15.4.5 Assembly

Il linguaggio di programmazione di più basso livello (linguaggio macchina a parte) è il linguaggio assembly. Esso non è altro che poco più di una forma mnemonica del linguaggio macchina.

Si tratta di un linguaggio di programmazione per sua natura non strutturato che però permette di avere sotto controllo tutto il dettaglio possibile della macchina: i registri della CPU, gli indirizzi di memoria, gli interrupt, ... Per questo tale linguaggio è dipendente dalla piattaforma hardware utilizzata. Esso è utilizzato per la scrittura di programmi non molto estesi ma molto specializzati, garantendo le massime prestazioni di velocità di esecuzione.

La CPU è in grado di eseguire un numero più o meno limitato di istruzioni, dipendentemente dal fatto se essa è di tipo CISC (Complex Instruction Set Computer) o RISC (Reduced Instruction Set Computer). Le CPU di tipo RISC si basano su un insieme minimo di istruzioni ma possono essere eseguite con una velocità elevatissima, rispetto alle istruzioni eseguibili da una CPU CISC, il cui insieme di base ne raccoglie molte di più.13

Il funzionamento di una CPU si basa sui circuiti presenti al suo interno. Da un punto di vista logico si possono suddividere in (v. fig. 15.12)


pict
Figura 15.12: Schematizzazione della struttura interna di una CPU.

Il linguaggio assembly per processori Intel X386 può essere scritto secondo due sintassi: quella Intel e quella AT&T. Le due sintassi differiscono nella specificazione degli argomenti all’interno delle singole istruzioni ma il linguaggio rimane sostanzialmente lo stesso.

Una delle istruzioni più utilizzate nel linguaggio assembly è mov che permette di assegnare un valore ad un registro o ad una locazione di memoria.

L’istruzione che permette il controllo delle condizioni è cmp.
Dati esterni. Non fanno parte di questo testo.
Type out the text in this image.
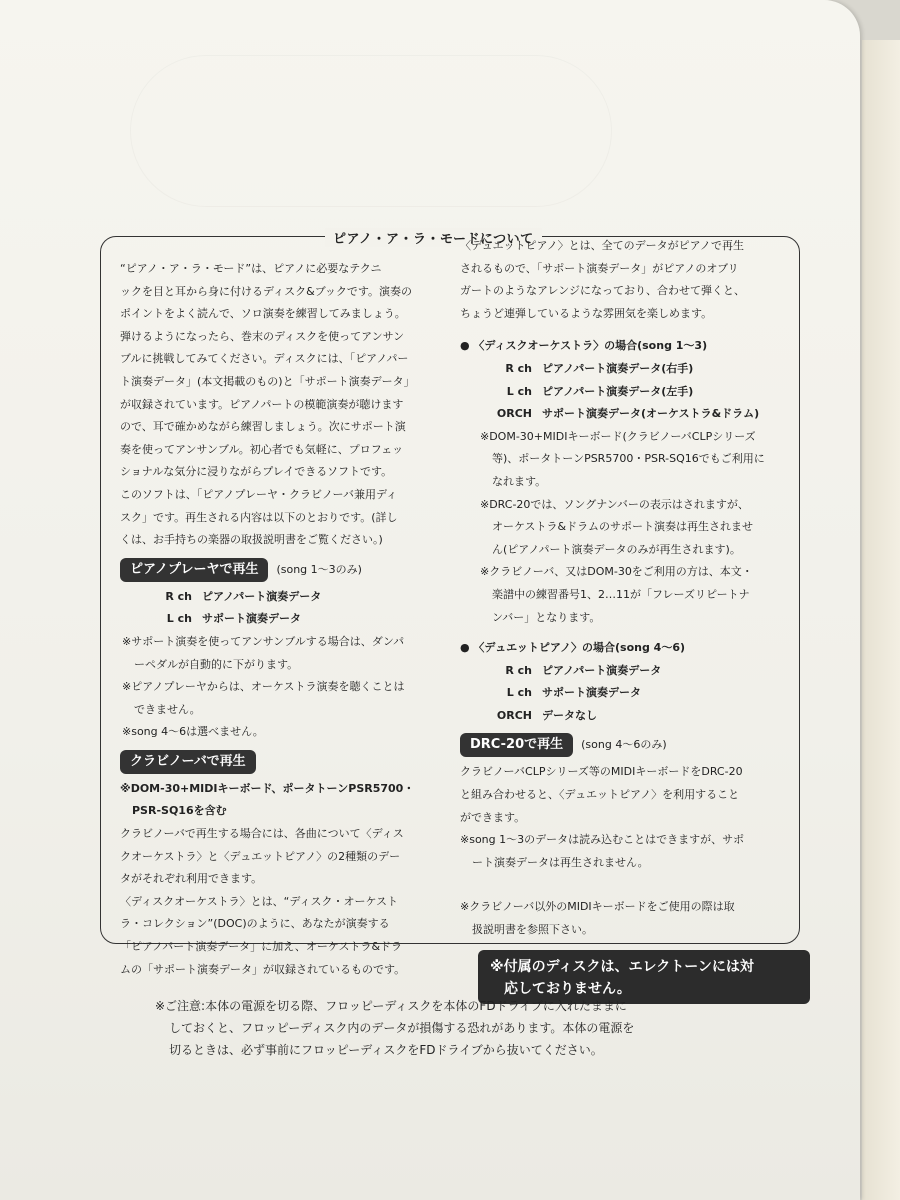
ピアノ・ア・ラ・モードについて

“ピアノ・ア・ラ・モード”は、ピアノに必要なテクニ

ックを目と耳から身に付けるディスク&ブックです。演奏の

ポイントをよく読んで、ソロ演奏を練習してみましょう。

弾けるようになったら、巻末のディスクを使ってアンサン

ブルに挑戦してみてください。ディスクには、「ピアノパー

ト演奏データ」(本文掲載のもの)と「サポート演奏データ」

が収録されています。ピアノパートの模範演奏が聴けます

ので、耳で確かめながら練習しましょう。次にサポート演

奏を使ってアンサンブル。初心者でも気軽に、プロフェッ

ショナルな気分に浸りながらプレイできるソフトです。

このソフトは、「ピアノプレーヤ・クラビノーバ兼用ディ

スク」です。再生される内容は以下のとおりです。(詳し

くは、お手持ちの楽器の取扱説明書をご覧ください。)

ピアノプレーヤで再生 (song 1〜3のみ)
R ch ピアノパート演奏データ
L ch サポート演奏データ

※サポート演奏を使ってアンサンブルする場合は、ダンパ

ーペダルが自動的に下がります。

※ピアノプレーヤからは、オーケストラ演奏を聴くことは

できません。

※song 4〜6は選べません。

クラビノーバで再生

※DOM-30+MIDIキーボード、ポータトーンPSR5700・

PSR-SQ16を含む

クラビノーバで再生する場合には、各曲について〈ディス

クオーケストラ〉と〈デュエットピアノ〉の2種類のデー

タがそれぞれ利用できます。

〈ディスクオーケストラ〉とは、“ディスク・オーケスト

ラ・コレクション”(DOC)のように、あなたが演奏する

「ピアノパート演奏データ」に加え、オーケストラ&ドラ

ムの「サポート演奏データ」が収録されているものです。

〈デュエットピアノ〉とは、全てのデータがピアノで再生

されるもので、「サポート演奏データ」がピアノのオブリ

ガートのようなアレンジになっており、合わせて弾くと、

ちょうど連弾しているような雰囲気を楽しめます。

● 〈ディスクオーケストラ〉の場合(song 1〜3)

R ch ピアノパート演奏データ(右手)
L ch ピアノパート演奏データ(左手)
ORCH サポート演奏データ(オーケストラ&ドラム)

※DOM-30+MIDIキーボード(クラビノーバCLPシリーズ

等)、ポータトーンPSR5700・PSR-SQ16でもご利用に

なれます。

※DRC-20では、ソングナンバーの表示はされますが、

オーケストラ&ドラムのサポート演奏は再生されませ

ん(ピアノパート演奏データのみが再生されます)。

※クラビノーバ、又はDOM-30をご利用の方は、本文・

楽譜中の練習番号1、2…11が「フレーズリピートナ

ンバー」となります。

● 〈デュエットピアノ〉の場合(song 4〜6)

R ch ピアノパート演奏データ
L ch サポート演奏データ
ORCH データなし
DRC-20で再生 (song 4〜6のみ)

クラビノーバCLPシリーズ等のMIDIキーボードをDRC-20

と組み合わせると、〈デュエットピアノ〉を利用すること

ができます。

※song 1〜3のデータは読み込むことはできますが、サポ

ート演奏データは再生されません。

※クラビノーバ以外のMIDIキーボードをご使用の際は取

扱説明書を参照下さい。

※付属のディスクは、エレクトーンには対
応しておりません。
※ご注意:本体の電源を切る際、フロッピーディスクを本体のFDドライブに入れたままに
しておくと、フロッピーディスク内のデータが損傷する恐れがあります。本体の電源を
切るときは、必ず事前にフロッピーディスクをFDドライブから抜いてください。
Questa non fa altro che aggiornare il registro dei flag in accordo con il risultato della sottrazione tra gli argomenti della funzione. Quindi di seguito a tale istruzione, generalmente è presente una istruzione di salto condizionato jz (o je) che indica di saltare ad una determinata locazione di memoria se il bit zero nel registro dei flag risulta impostato, jnz (o jne) che indica di saltare ad una determinata locazione di memoria se il bit zero nel registro dei flag non risulta impostato, ...
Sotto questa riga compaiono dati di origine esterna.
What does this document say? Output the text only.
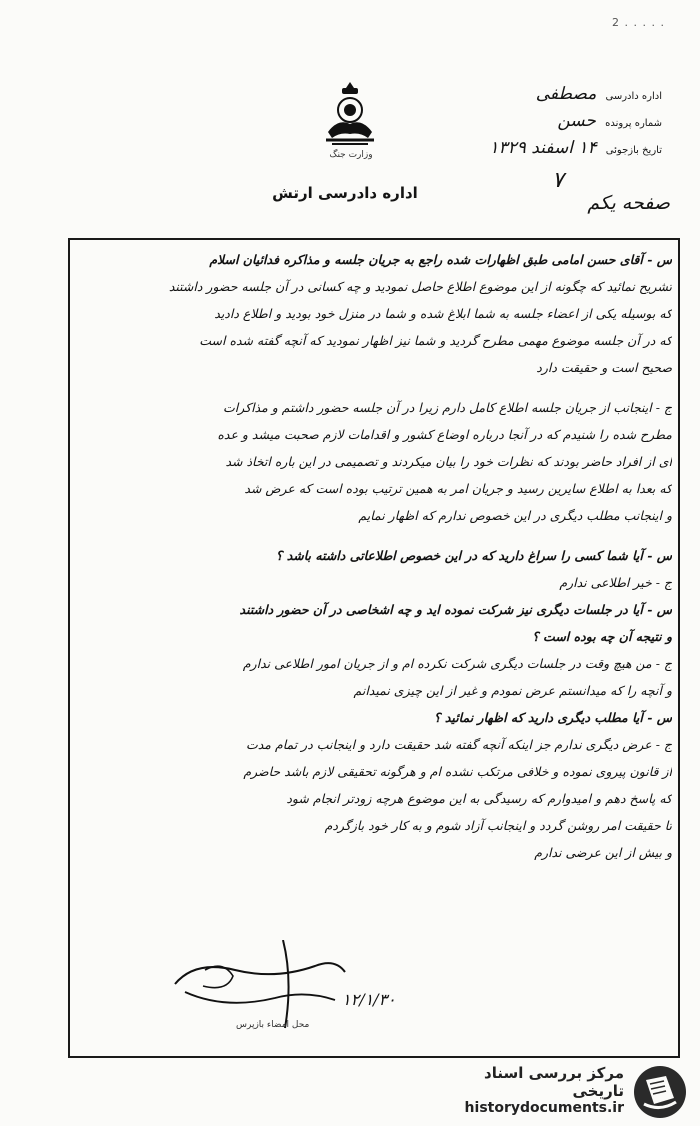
2 . . . . .
وزارت جنگ
اداره دادرسی ارتش
اداره دادرسی مصطفی
شماره پرونده حسن
تاریخ بازجوئی ۱۴ اسفند ۱۳۲۹
۷
صفحه یکم
س - آقای حسن امامی طبق اظهارات شده راجع به جریان جلسه و مذاکره فدائیان اسلام
تشریح نمائید که چگونه از این موضوع اطلاع حاصل نمودید و چه کسانی در آن جلسه حضور داشتند
که بوسیله یکی از اعضاء جلسه به شما ابلاغ شده و شما در منزل خود بودید و اطلاع دادید
که در آن جلسه موضوع مهمی مطرح گردید و شما نیز اظهار نمودید که آنچه گفته شده است
صحیح است و حقیقت دارد
ج - اینجانب از جریان جلسه اطلاع کامل دارم زیرا در آن جلسه حضور داشتم و مذاکرات
مطرح شده را شنیدم که در آنجا درباره اوضاع کشور و اقدامات لازم صحبت میشد و عده
ای از افراد حاضر بودند که نظرات خود را بیان میکردند و تصمیمی در این باره اتخاذ شد
که بعدا به اطلاع سایرین رسید و جریان امر به همین ترتیب بوده است که عرض شد
و اینجانب مطلب دیگری در این خصوص ندارم که اظهار نمایم
س - آیا شما کسی را سراغ دارید که در این خصوص اطلاعاتی داشته باشد ؟
ج - خیر اطلاعی ندارم
س - آیا در جلسات دیگری نیز شرکت نموده اید و چه اشخاصی در آن حضور داشتند
و نتیجه آن چه بوده است ؟
ج - من هیچ وقت در جلسات دیگری شرکت نکرده ام و از جریان امور اطلاعی ندارم
و آنچه را که میدانستم عرض نمودم و غیر از این چیزی نمیدانم
س - آیا مطلب دیگری دارید که اظهار نمائید ؟
ج - عرض دیگری ندارم جز اینکه آنچه گفته شد حقیقت دارد و اینجانب در تمام مدت
از قانون پیروی نموده و خلافی مرتکب نشده ام و هرگونه تحقیقی لازم باشد حاضرم
که پاسخ دهم و امیدوارم که رسیدگی به این موضوع هرچه زودتر انجام شود
تا حقیقت امر روشن گردد و اینجانب آزاد شوم و به کار خود بازگردم
و بیش از این عرضی ندارم
۱۲/۱/۳۰
محل امضاء بازپرس
مرکز بررسی اسناد تاریخی
historydocuments.ir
Esiste un’istruzione particolare per far eseguire al sistema delle particolari routine dette routine di interrupt. Queste sono definite in particolari strutture di memoria che generalmente fanno parte del kernel. L’istruzione in questione è int. Ad esempio, si pensi di voler visualizzare una scritta sullo schermo: per far ciò in assembly è necessario ricorrere a particolari routine del kernel che permettono l’accesso all’hardware che consente la visualizzazione della scritta.

... esempi ...

[da completare ...]

15.4.5.1 Lo stack

La logica interna della CPU utilizza un mecanismo di memorizzazione delle informazioni nella memoria centrale di tipo pila15. È per questo motivo che una parte della memoria utilizzata dai processi è detta stack16 e viene gestita appunto come una pila.

Il linguaggio assembly mette a disposizione del programmatore apposite istruzioni che permettono la gestione della memorizzazione dei dati nello stack. L’istruzione push inserisce un’informazione nello stack e l’istruzione pop preleva un’informazione dallo stack, secondo il meccanismo LIFO. Tutto questo è possibile grazie allo stack pointer (che contiene sempre l’indirizzo della locazione di memoria nella quale sarà inserito il prossimo dato nello stack) ed al frame pointer (che contiene l’indirizzo della locazione di memoria alla quale inizia la porzione di stack utilizzabile dal contesto corrente).

Lo stack viene utilizzato anche per memorizzare il contesto di esecuzione prima di chiamare una subroutine (o funzione) per mezzo dell’istruzione call. Questa salva il registro dei flag, l’istruction pointer, lo stack pointer ed il frame pointer nello stack, quindi memorizza lo stack pointer nel frame pointer e nell’instruction pointer l’indirizzo a cui inizia la subroutine. La prossima istruzione che verrà eseguita sarà così la prima istruzione della subroutine. Quando, dalla subroutine, sarà eseguita l’istruzione ret verranno ripristinati il registro dei flag, lo stack pointer, il frame pointer e l’instruction pointer con i valori precedentemente salvati nello stack. In questo modo saranno eseguite le istruzioni successive alla call relativa alla subroutine, quindi il flusso del programma procederà dal punto in cui era stato effettuata la chiamata alla subroutine.